Professor Jeopardy!

Was the Professors Tournament more challenging than a normal round of Jeopardy? Perhaps, but “it might have been just stress,” Sam Buttrey says.

Sam Buttrey, an associate professor of operations research at the Naval Postgraduate School, and his wife, Elinda Hardy, have been fans of the classic TV game show Jeopardy! for years. He remembers watching the first incarnation from the ’60s as a 7-year-old in his grandmother’s house. The show returned in the ’80s and has been on pretty much ever since. “We watch it constantly,” Buttrey says. “It’s very comforting. The rules don’t change. It’s very G-rated, family-friendly and I find it very entertaining.”

Both Buttrey and Hardy have tried to get in as contestants on a number of occasions. They got close. When you apply, you take an online test, he explains. If things go well, you’re invited for a meeting at a local hotel where they screen you for your telegenic qualities. If you pass, you are on the list and you can be called, but they only take about 500 players per year so Buttrey still considers it a total stroke of luck that he was selected for the 2021 Professors Tournament. “They had Teachers Tournament for many years,” Buttrey says, “but that’s the first time they have had professors.”

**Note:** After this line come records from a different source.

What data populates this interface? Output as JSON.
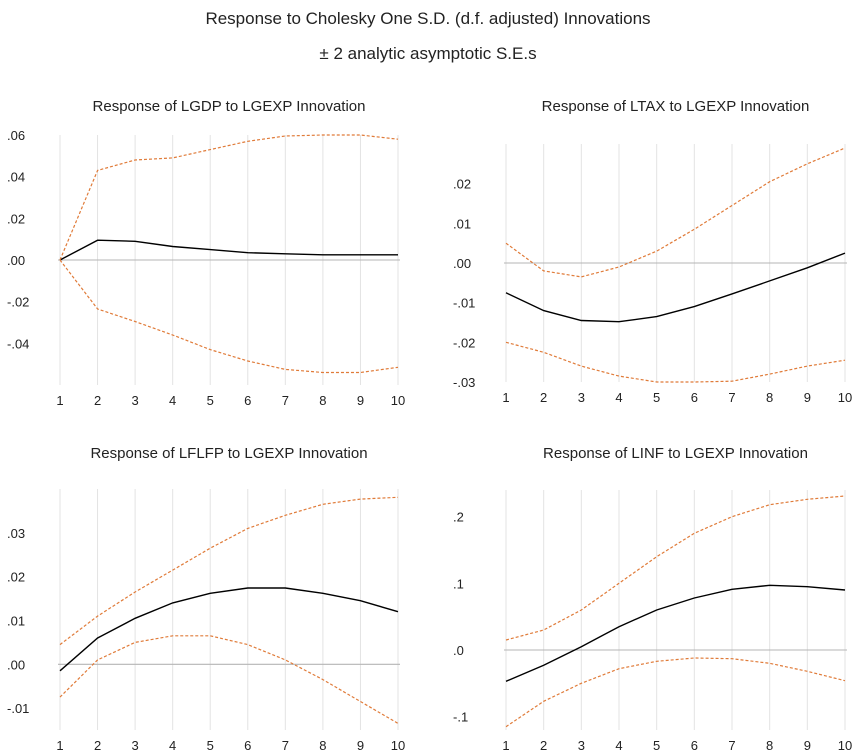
{
  "figure": {
    "title": "Response to Cholesky One S.D. (d.f. adjusted) Innovations",
    "subtitle": "± 2 analytic asymptotic S.E.s"
  },
  "colors": {
    "response": "#000000",
    "bands": "#e07b39",
    "grid": "#e3e3e3",
    "zero": "#b5b5b5"
  },
  "chart_data": [
    {
      "type": "line",
      "title": "Response of LGDP to LGEXP Innovation",
      "x": [
        1,
        2,
        3,
        4,
        5,
        6,
        7,
        8,
        9,
        10
      ],
      "xticks": [
        "1",
        "2",
        "3",
        "4",
        "5",
        "6",
        "7",
        "8",
        "9",
        "10"
      ],
      "ylim": [
        -0.06,
        0.06
      ],
      "yticks": [
        {
          "value": -0.04,
          "label": "-.04"
        },
        {
          "value": -0.02,
          "label": "-.02"
        },
        {
          "value": 0.0,
          "label": ".00"
        },
        {
          "value": 0.02,
          "label": ".02"
        },
        {
          "value": 0.04,
          "label": ".04"
        },
        {
          "value": 0.06,
          "label": ".06"
        }
      ],
      "grid": true,
      "series": [
        {
          "role": "response",
          "values": [
            0.0,
            0.0095,
            0.009,
            0.0065,
            0.005,
            0.0035,
            0.003,
            0.0025,
            0.0025,
            0.0025
          ]
        },
        {
          "role": "upper",
          "values": [
            0.0,
            0.043,
            0.048,
            0.049,
            0.053,
            0.057,
            0.0595,
            0.06,
            0.06,
            0.058
          ]
        },
        {
          "role": "lower",
          "values": [
            0.0,
            -0.0235,
            -0.0295,
            -0.036,
            -0.043,
            -0.0485,
            -0.0525,
            -0.054,
            -0.054,
            -0.0515
          ]
        }
      ]
    },
    {
      "type": "line",
      "title": "Response of LTAX to LGEXP Innovation",
      "x": [
        1,
        2,
        3,
        4,
        5,
        6,
        7,
        8,
        9,
        10
      ],
      "xticks": [
        "1",
        "2",
        "3",
        "4",
        "5",
        "6",
        "7",
        "8",
        "9",
        "10"
      ],
      "ylim": [
        -0.03,
        0.03
      ],
      "yticks": [
        {
          "value": -0.03,
          "label": "-.03"
        },
        {
          "value": -0.02,
          "label": "-.02"
        },
        {
          "value": -0.01,
          "label": "-.01"
        },
        {
          "value": 0.0,
          "label": ".00"
        },
        {
          "value": 0.01,
          "label": ".01"
        },
        {
          "value": 0.02,
          "label": ".02"
        }
      ],
      "grid": true,
      "series": [
        {
          "role": "response",
          "values": [
            -0.0075,
            -0.012,
            -0.0145,
            -0.0148,
            -0.0135,
            -0.011,
            -0.0078,
            -0.0045,
            -0.0012,
            0.0025
          ]
        },
        {
          "role": "upper",
          "values": [
            0.005,
            -0.002,
            -0.0035,
            -0.001,
            0.003,
            0.0085,
            0.0145,
            0.0205,
            0.025,
            0.029
          ]
        },
        {
          "role": "lower",
          "values": [
            -0.02,
            -0.0225,
            -0.026,
            -0.0285,
            -0.03,
            -0.03,
            -0.0298,
            -0.028,
            -0.026,
            -0.0245
          ]
        }
      ]
    },
    {
      "type": "line",
      "title": "Response of LFLFP to LGEXP Innovation",
      "x": [
        1,
        2,
        3,
        4,
        5,
        6,
        7,
        8,
        9,
        10
      ],
      "xticks": [
        "1",
        "2",
        "3",
        "4",
        "5",
        "6",
        "7",
        "8",
        "9",
        "10"
      ],
      "ylim": [
        -0.015,
        0.04
      ],
      "yticks": [
        {
          "value": -0.01,
          "label": "-.01"
        },
        {
          "value": 0.0,
          "label": ".00"
        },
        {
          "value": 0.01,
          "label": ".01"
        },
        {
          "value": 0.02,
          "label": ".02"
        },
        {
          "value": 0.03,
          "label": ".03"
        }
      ],
      "grid": true,
      "series": [
        {
          "role": "response",
          "values": [
            -0.0015,
            0.006,
            0.0105,
            0.014,
            0.0162,
            0.0174,
            0.0174,
            0.0162,
            0.0145,
            0.012
          ]
        },
        {
          "role": "upper",
          "values": [
            0.0045,
            0.011,
            0.0165,
            0.0215,
            0.0265,
            0.031,
            0.034,
            0.0365,
            0.0377,
            0.0381
          ]
        },
        {
          "role": "lower",
          "values": [
            -0.0075,
            0.001,
            0.005,
            0.0065,
            0.0065,
            0.0045,
            0.001,
            -0.0035,
            -0.0085,
            -0.0135
          ]
        }
      ]
    },
    {
      "type": "line",
      "title": "Response of LINF to LGEXP Innovation",
      "x": [
        1,
        2,
        3,
        4,
        5,
        6,
        7,
        8,
        9,
        10
      ],
      "xticks": [
        "1",
        "2",
        "3",
        "4",
        "5",
        "6",
        "7",
        "8",
        "9",
        "10"
      ],
      "ylim": [
        -0.12,
        0.24
      ],
      "yticks": [
        {
          "value": -0.1,
          "label": "-.1"
        },
        {
          "value": 0.0,
          "label": ".0"
        },
        {
          "value": 0.1,
          "label": ".1"
        },
        {
          "value": 0.2,
          "label": ".2"
        }
      ],
      "grid": true,
      "series": [
        {
          "role": "response",
          "values": [
            -0.047,
            -0.023,
            0.005,
            0.035,
            0.06,
            0.078,
            0.091,
            0.097,
            0.095,
            0.09
          ]
        },
        {
          "role": "upper",
          "values": [
            0.015,
            0.03,
            0.06,
            0.1,
            0.14,
            0.175,
            0.2,
            0.218,
            0.226,
            0.231
          ]
        },
        {
          "role": "lower",
          "values": [
            -0.115,
            -0.077,
            -0.05,
            -0.028,
            -0.017,
            -0.012,
            -0.013,
            -0.02,
            -0.032,
            -0.046
          ]
        }
      ]
    }
  ]
}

The tournament will air beginning Saturday, Dec. 6 – Buttrey’s appearance in the quarterfinals airs Monday, Dec. 8. “We have already done the taping,” Buttrey says. “It’s in the can, as they say. I can’t tell anything about the game and the results. But I can tell you it was a crazy experience. A community theater would be the closest thing to compare, I guess. The wardrobe, the makeup, the hair.”

Created by Merv Griffin (though arguably his wife came up with the “give them the answers, make them ask the questions” formula), Jeopardy! is an American favorite. The questions range in topic from pop culture to historical facts and beyond. Winning requires well-rounded knowledge.

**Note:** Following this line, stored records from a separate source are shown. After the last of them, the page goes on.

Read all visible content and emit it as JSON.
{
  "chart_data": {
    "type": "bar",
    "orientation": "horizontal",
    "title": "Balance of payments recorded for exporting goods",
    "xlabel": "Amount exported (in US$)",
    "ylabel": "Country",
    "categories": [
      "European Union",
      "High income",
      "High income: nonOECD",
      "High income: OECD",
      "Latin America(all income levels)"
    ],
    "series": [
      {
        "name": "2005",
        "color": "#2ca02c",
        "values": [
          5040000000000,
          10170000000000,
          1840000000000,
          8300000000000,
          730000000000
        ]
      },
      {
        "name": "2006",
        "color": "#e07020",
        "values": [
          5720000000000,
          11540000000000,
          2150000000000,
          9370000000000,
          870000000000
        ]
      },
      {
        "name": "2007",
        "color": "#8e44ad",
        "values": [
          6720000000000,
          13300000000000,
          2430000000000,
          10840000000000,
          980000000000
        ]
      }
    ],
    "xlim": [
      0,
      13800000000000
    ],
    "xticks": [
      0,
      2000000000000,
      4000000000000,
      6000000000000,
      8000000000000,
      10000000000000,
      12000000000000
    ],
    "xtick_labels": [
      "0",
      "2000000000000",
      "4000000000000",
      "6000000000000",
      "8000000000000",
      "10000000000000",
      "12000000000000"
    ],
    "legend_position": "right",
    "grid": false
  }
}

“My training is in statistics,” Buttrey says of the last 25 years at NPS. “My wife helps me to train with ballet, arts and opera. I’m more of a science guy.”

One big challenge, Buttrey says, is mastering the buzzer – you can’t press it too early. “Most players know most answers,” Buttrey says. “It’s just who gets there first.”

A number of questions fall through and nobody gets them. So beating the buzzer is part of the game and so is the reaction time, and Buttrey was concerned about competing against younger professors at their physical prime. But “the other professors were great,” he adds. “It was a blast.”